An Intrusion Into ZBA’s Statutory Authority
To the Editor:
It is said that rules without enforcement are merely wishes. And that is true with respect to Newtown’s zoning regulations where they are enforced, or not, at two levels — when special (land use) permit applications are considered by the zoning commission and when a zoning enforcement officer or, on appeal, the zoning board of appeals (ZBA), acts to coerce compliance with the regulations.
Our zoning commission is charged by state statute with adopting land use (zoning) regulations and determining how to enforce them. The commission’s regulations (which are subject to change) provide that “the Newtown Planning and Zoning Commission hereby designates the Newtown Land Use Agency [a Town department] as the Zoning Enforcement Authority to implement and enforce the Newtown Zoning Regulations.” In response, the Land Use Agency’s position is that 1) all enforcement discretion is vested exclusively in itself, that 2) it will decide which regulations and which commission decision to enforce and which not to enforce and that 3) the zoning commission has no say in the matter.

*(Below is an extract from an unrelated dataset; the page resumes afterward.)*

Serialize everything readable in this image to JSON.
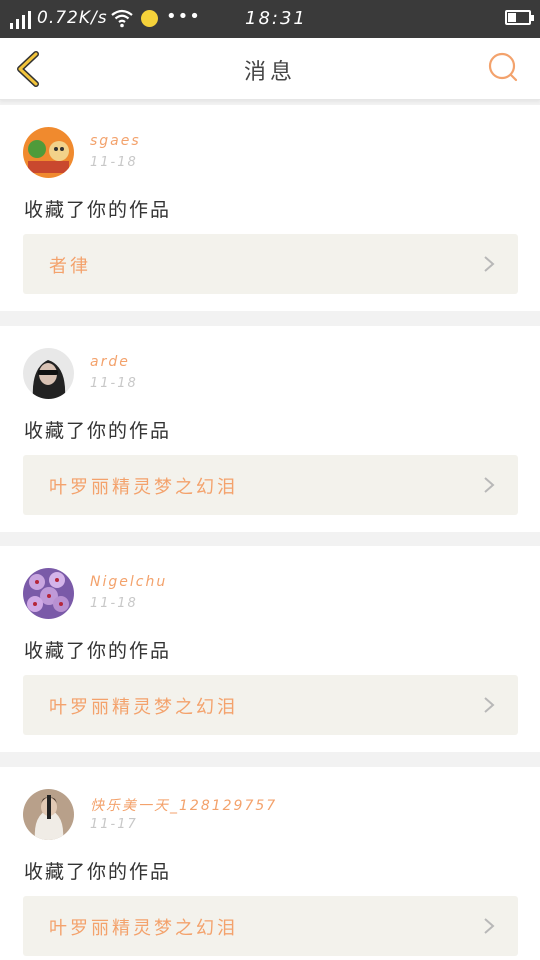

The administration appears content with that arrangement.
Certain land uses are allowed without further zoning review. Special Exception uses are uses that are allowed, but only if the proposed uses are appropriate and safe in a specific location. It’s here that the commission is engaged in enforcing its own regulations. When the zoning commission regularly looks for ways to avoid putting its regulations into effect and doesn’t apply them evenhandedly to all applicants, it fails in its duty to enforce them. Such corruption of the regulations might be done under the guise of “interpretation,” but it more often than not goes so far as to be an exception that is not its to grant and is unfair to other applicants. It makes the regulations unpredictable and less enforceable.
The ZBA alone, on the other hand, is charged by state statute with granting exceptions to the zoning rules, but only in specific limited circumstances. When the zoning commission itself grants such exceptions, either directly or indirectly, it is not only a failure to enforce, but an unlawful intrusion into the ZBA’s statutory authority as well.
Under current practice, Newtown’s zoning commission can adopt all the regulations it wants (within legal parameters) and the Land Use Agency will ultimately decide what to enforce and what not to enforce. The effect of all this is that our zoning regulations are effectively made and enforced (or more to the point, not enforced) by unelected town employees who are not accountable to the taxpayers by way of unreviewable decisions that are made out of public view. That is not conducive of good government. If that is acceptable to our residents and taxpayers, however, then that’s the political reality. If not, they should “ride herd” on the commission and the zoning enforcement officers (and the Land Use Agency) by paying attention to application and enforcement decisions and making themselves heard.